PAGE 18
Preface To Shakespeare
by
It is no pleasure to me, in revising my volumes, to observe how much paper is wasted in confutation. Whoever considers the revolutions of learning, and the various questions of greater or less importance, upon which wit and reason have exercised their powers, must lament the unsuccessfulness of inquiry, and the slow advances of truth, when he reflects that great part of the labour of every writer is only the destruction of those that went before him. The first care of the builder of a new system, is to demolish the fabricks which are standing. The chief desire of him that comments an author, is to show how much other commentators have corrupted and obscured him. The opinions prevalent in one age, as truths above the reach of controversy, are confuted and rejected in another, and rise again to reception in remoter times. Thus the human mind is kept in motion without progress. Thus sometimes truth and errour, and sometimes contrarieties of errour, take each other’s place by reciprocal invasion. The tide of seeming knowledge, which is poured over one generation, retires and leaves another naked and barren; the sudden meteors of intelligence, which for awhile appear to shoot their beams into the regions of obscurity, on a sudden withdraw their lustre, and leave mortals again to grope their way.

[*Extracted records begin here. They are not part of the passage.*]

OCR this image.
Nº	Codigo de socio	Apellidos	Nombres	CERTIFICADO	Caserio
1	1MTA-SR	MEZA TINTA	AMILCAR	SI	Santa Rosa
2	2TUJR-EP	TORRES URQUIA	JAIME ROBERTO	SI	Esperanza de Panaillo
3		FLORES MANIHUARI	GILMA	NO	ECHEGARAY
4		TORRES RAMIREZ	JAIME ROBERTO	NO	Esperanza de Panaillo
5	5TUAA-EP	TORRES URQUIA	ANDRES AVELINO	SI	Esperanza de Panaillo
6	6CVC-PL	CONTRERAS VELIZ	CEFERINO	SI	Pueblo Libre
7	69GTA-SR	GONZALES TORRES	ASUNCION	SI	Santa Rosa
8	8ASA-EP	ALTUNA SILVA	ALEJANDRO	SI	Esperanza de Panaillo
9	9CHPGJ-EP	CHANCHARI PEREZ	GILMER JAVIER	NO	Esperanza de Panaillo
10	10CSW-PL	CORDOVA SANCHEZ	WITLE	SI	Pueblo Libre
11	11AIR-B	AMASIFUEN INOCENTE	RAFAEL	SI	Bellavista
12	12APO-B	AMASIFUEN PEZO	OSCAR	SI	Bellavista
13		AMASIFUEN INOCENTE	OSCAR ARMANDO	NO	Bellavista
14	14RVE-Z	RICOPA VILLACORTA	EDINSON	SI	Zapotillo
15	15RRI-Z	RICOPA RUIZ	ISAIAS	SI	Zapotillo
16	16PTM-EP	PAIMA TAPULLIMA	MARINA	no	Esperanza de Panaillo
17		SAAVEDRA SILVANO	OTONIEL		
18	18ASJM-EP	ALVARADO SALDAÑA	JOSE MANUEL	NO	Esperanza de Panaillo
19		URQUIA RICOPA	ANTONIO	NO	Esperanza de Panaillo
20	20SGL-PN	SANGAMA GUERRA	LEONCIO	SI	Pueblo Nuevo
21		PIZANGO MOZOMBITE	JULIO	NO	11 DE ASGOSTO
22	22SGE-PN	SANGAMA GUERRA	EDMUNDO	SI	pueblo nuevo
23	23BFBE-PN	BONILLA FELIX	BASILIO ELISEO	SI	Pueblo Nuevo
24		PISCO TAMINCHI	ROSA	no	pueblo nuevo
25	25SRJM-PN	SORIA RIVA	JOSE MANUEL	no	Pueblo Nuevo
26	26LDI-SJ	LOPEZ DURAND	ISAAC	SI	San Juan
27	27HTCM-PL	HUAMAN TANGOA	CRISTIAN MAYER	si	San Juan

These elevations and depressions of renown, and the contradictions to which all improvers of knowledge must for ever be exposed, since they are not escaped by the highest and brightest of mankind, may, surely, be endured with patience by criticks and annotators, who can rank themselves but as the satellites of their authors. How canst thou beg for life, says Homer’s hero to his captive, when thou knowest that thou art now to suffer only what must another day be suffered by Achilles?
Dr. Warburton had a name sufficient to confer celebrity on those who could exalt themselves into antagonists, and his notes have raised a clamour too loud to be distinct. His chief assailants are the authors of The Canons of Criticism, and of The Revisal of Shakespeare’s Text; of whom one ridicules his errours with airy petulance, suitable enough to the levity of the controversy; the other attacks them with gloomy malignity, as if he were dragging to justice an assassin or incendiary. The one stings like a fly, sucks a little blood, takes a gay flutter, and returns for more; the other bites like a viper, and would be glad to leave inflammations and gangrene behind him. When I think on one, with his confederates, I remember the danger of Coriolanus, who was afraid that “girls with spits, and boys with stones, should slay him in puny battle;” when the other crosses my imagination, I remember the prodigy in Macbeth:
A falcon tow’ring in his pride of place,
Was by a mousing owl hawk’d at and kill’d.
Let me, however, do them justice. One is a wit, and one a scholar[20]. They have both shown acuteness sufficient in the discovery of faults, and have both advanced some probable interpretations of obscure passages; but when they aspire to conjecture and emendation, it appears how falsely we all estimate our own abilities, and the little which they have been able to perform might have taught them more candour to the endeavours of others.
Before Dr. Warburton’s edition, Critical Observations on Shakespeare had been published by Mr. Upton[21], a man skilled in languages, and acquainted with books, but who seems to have had no great vigour of genius or nicety of taste. Many of his explanations are curious and useful, but he, likewise, though he professed to oppose the licentious confidence of editors, and adhere to the old copies, is unable to restrain the rage of emendation, though his ardour is ill seconded by his skill. Every cold empirick, when his heart is expanded by a successful experiment, swells into a theorist, and the laborious collator at some unlucky moment frolicks in conjecture.